Mrs. Talbot was a quiet, reserved woman, not prone to gadding abroad, and she had made few acquaintances during her sojourn at Hull; but every creature she knew, or might have known, seemed to her to drop in that day, and bring at least two friends to inspect the orphan of the wreck, and demand all particulars.

The little girl was clad in the swaddling garments of Mrs. Talbot's own children, and the mysterious marks were suspected by no one, far less the letter which Susan, for security's sake, had locked up in her nearly empty, steel-bound, money casket. The opinions of the gossips varied, some thinking the babe might belong to some of the Queen of Scotland's party fleeing to France, others fathering her on the refugees from the persecutions in Flanders, a third party believing her a mere fisherman's child, and one lean, lantern-jawed old crone, Mistress Rotherford, observing, "Take my word, Mrs. Talbot, and keep her not with you. They that are cast up by the sea never bring good with them."

The court of female inquiry was still sitting when a heavy tread was heard, and Colet announced "a serving-man from Bridgefield had ridden post haste to speak with madam," and the messenger, booted and spurred, with the mastiff badge on his sleeve, and the hat he held in his hand, followed closely.

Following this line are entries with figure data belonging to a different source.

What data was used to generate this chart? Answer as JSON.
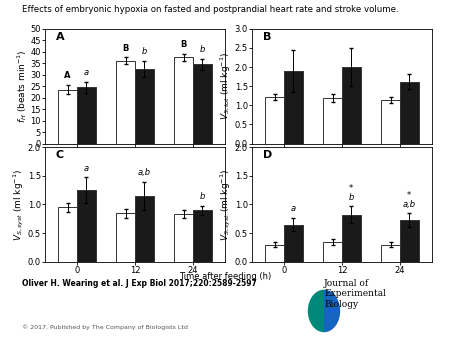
{
  "title": "Effects of embryonic hypoxia on fasted and postprandial heart rate and stroke volume.",
  "citation": "Oliver H. Wearing et al. J Exp Biol 2017;220:2589-2597",
  "copyright": "© 2017. Published by The Company of Biologists Ltd",
  "time_points": [
    0,
    12,
    24
  ],
  "panel_A": {
    "label": "A",
    "ylabel": "$f_H$ (beats min$^{-1}$)",
    "ylim": [
      0,
      50
    ],
    "yticks": [
      0,
      5,
      10,
      15,
      20,
      25,
      30,
      35,
      40,
      45,
      50
    ],
    "white_means": [
      23.5,
      36.0,
      37.5
    ],
    "white_errors": [
      2.0,
      1.5,
      1.5
    ],
    "black_means": [
      24.5,
      32.5,
      34.5
    ],
    "black_errors": [
      2.5,
      3.5,
      2.5
    ],
    "white_labels": [
      "A",
      "B",
      "B"
    ],
    "black_labels": [
      "a",
      "b",
      "b"
    ]
  },
  "panel_B": {
    "label": "B",
    "ylabel": "$V_{S,tot}$ (ml kg$^{-1}$)",
    "ylim": [
      0,
      3.0
    ],
    "yticks": [
      0,
      0.5,
      1.0,
      1.5,
      2.0,
      2.5,
      3.0
    ],
    "white_means": [
      1.22,
      1.2,
      1.15
    ],
    "white_errors": [
      0.08,
      0.1,
      0.08
    ],
    "black_means": [
      1.9,
      2.0,
      1.62
    ],
    "black_errors": [
      0.55,
      0.5,
      0.2
    ],
    "white_labels": [],
    "black_labels": []
  },
  "panel_C": {
    "label": "C",
    "ylabel": "$V_{S,syst}$ (ml kg$^{-1}$)",
    "ylim": [
      0,
      2.0
    ],
    "yticks": [
      0,
      0.5,
      1.0,
      1.5,
      2.0
    ],
    "white_means": [
      0.95,
      0.85,
      0.83
    ],
    "white_errors": [
      0.08,
      0.08,
      0.07
    ],
    "black_means": [
      1.25,
      1.15,
      0.9
    ],
    "black_errors": [
      0.22,
      0.25,
      0.08
    ],
    "white_labels": [],
    "black_labels": [
      "a",
      "a,b",
      "b"
    ]
  },
  "panel_D": {
    "label": "D",
    "ylabel": "$V_{S,syst}$ (ml kg$^{-1}$)",
    "xlabel": "Time after feeding (h)",
    "ylim": [
      0,
      2.0
    ],
    "yticks": [
      0,
      0.5,
      1.0,
      1.5,
      2.0
    ],
    "white_means": [
      0.3,
      0.35,
      0.3
    ],
    "white_errors": [
      0.04,
      0.05,
      0.04
    ],
    "black_means": [
      0.65,
      0.82,
      0.73
    ],
    "black_errors": [
      0.12,
      0.15,
      0.12
    ],
    "white_labels": [],
    "black_labels": [
      "a",
      "*\nb",
      "*\na,b"
    ]
  },
  "bar_width": 0.32,
  "white_color": "#ffffff",
  "black_color": "#1a1a1a",
  "edge_color": "#333333",
  "label_fontsize": 6.0,
  "tick_fontsize": 6.0,
  "ylabel_fontsize": 6.5,
  "annot_fontsize": 6.0,
  "panel_label_fontsize": 8
}
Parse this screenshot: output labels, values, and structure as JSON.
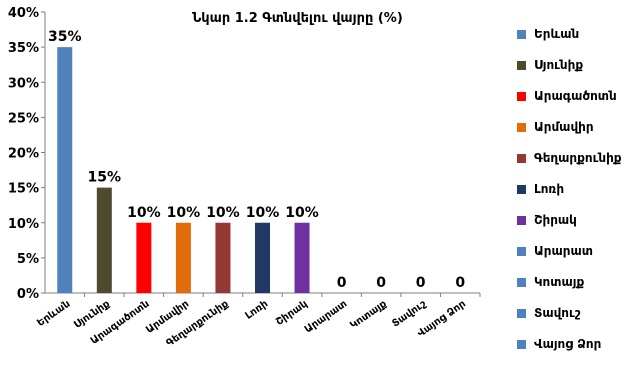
{
  "chart_data": {
    "type": "bar",
    "title": "Նկար 1.2 Գտնվելու վայրը (%)",
    "xlabel": "",
    "ylabel": "",
    "ylim": [
      0,
      40
    ],
    "yticks": [
      "0%",
      "5%",
      "10%",
      "15%",
      "20%",
      "25%",
      "30%",
      "35%",
      "40%"
    ],
    "categories": [
      "Երևան",
      "Սյունիք",
      "Արագածոտն",
      "Արմավիր",
      "Գեղարքունիք",
      "Լոռի",
      "Շիրակ",
      "Արարատ",
      "Կոտայք",
      "Տավուշ",
      "Վայոց Ձոր"
    ],
    "values": [
      35,
      15,
      10,
      10,
      10,
      10,
      10,
      0,
      0,
      0,
      0
    ],
    "data_labels": [
      "35%",
      "15%",
      "10%",
      "10%",
      "10%",
      "10%",
      "10%",
      "0",
      "0",
      "0",
      "0"
    ],
    "colors": [
      "#4f81bd",
      "#4f4a2e",
      "#ff0000",
      "#e36c0a",
      "#953735",
      "#1f3864",
      "#7030a0",
      "#4f81bd",
      "#4f81bd",
      "#4f81bd",
      "#4f81bd"
    ],
    "legend_position": "right",
    "grid": false
  }
}
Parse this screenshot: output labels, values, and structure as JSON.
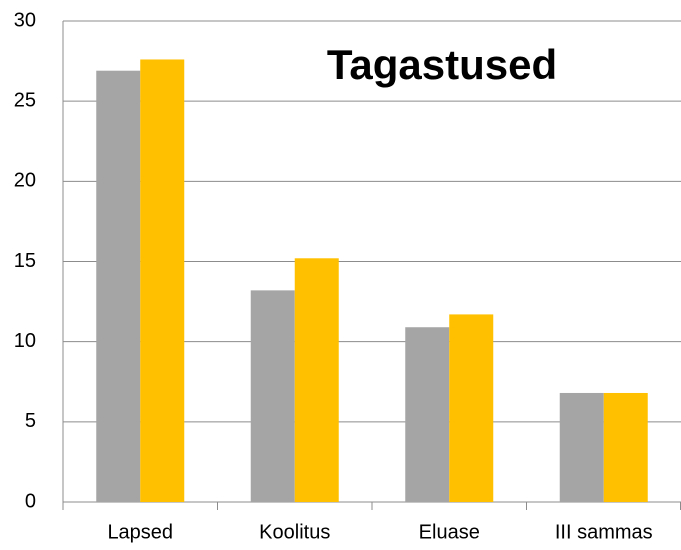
{
  "chart_data": {
    "type": "bar",
    "title": "Tagastused",
    "categories": [
      "Lapsed",
      "Koolitus",
      "Eluase",
      "III sammas"
    ],
    "series": [
      {
        "color": "#a5a5a5",
        "values": [
          26.9,
          13.2,
          10.9,
          6.8
        ]
      },
      {
        "color": "#ffc000",
        "values": [
          27.6,
          15.2,
          11.7,
          6.8
        ]
      }
    ],
    "ylim": [
      0,
      30
    ],
    "yticks": [
      0,
      5,
      10,
      15,
      20,
      25,
      30
    ],
    "grid": true
  }
}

"What news, Nathanael?" she asked, as she responded to his greeting.

"Ill enough news, mistress," was the answer. "Master Richard's ship be in, they tell me."

"Yes, but he is rid out to make inquiry for a wreck," said the lady. "Is all well with my good father-in-law?"

"He ails less in body than in mind, so please you. Being that Master Humfrey was thrown by Blackfoot, the beast being scared by a flash of lightning, and never spoke again."

"Master Humfrey!"

"Ay, mistress. Pitched on his head against the south gate-post. I saw how it was with him when we took him up, and he never so much as lifted an eyelid, but died at the turn of the night. Heaven rest his soul!'

"Heaven rest his soul!" echoed Susan, and the ladies around chimed in. They had come for one excitement, and here was another.

"There! See but what I said!" quoth Mrs. Rotherford, uplifting a skinny finger to emphasise that the poor little flotsome had already brought evil.

"Nay," said the portly wife of a merchant, "begging your pardon, this may be a fat instead of a lean sorrow. Leaves the poor gentleman heirs, Mrs. Talbot?"

"Oh no!" said Susan, with tears in her eyes. "His wife died two years back, and her chrisom babe with her. He loved her too well to turn his mind to wed again, and now he is with her for aye." And she covered her face and sobbed, regardless of the congratulations of the merchant's wife, and exclaiming, "Oh! the poor old lady!"

"In sooth, mistress," said Nathanael, who had stood all this time as if he had by no means emptied his budget of ill news, "poor old madam fell down all of a heap on the floor, and when the wenches lifted her, they found she was stricken with the dead palsy, and she has not spoken, and there's no one knows what to do, for the poor old squire is like one distraught, sitting by her bed like an image on a monument, with the tears flowing down his old cheeks. 'But,' says he to me, 'get you to Hull, Nat, and take madam's palfrey and a couple of sumpter beasts, and bring my good daughter Talbot back with you as fast as she and the babes may brook.' I made bold to say, 'And Master Richard, your worship?' then he groaned somewhat, and said, 'If my son's ship be come in, he must do as her Grace's service permits, but meantime he must spare us his wife, for she is sorely needed here.' And he looked at the bed so as it would break your heart to see, for since old Nurse Took hath been doited, there's not been a wench about the house that can do a hand's turn for a sick body."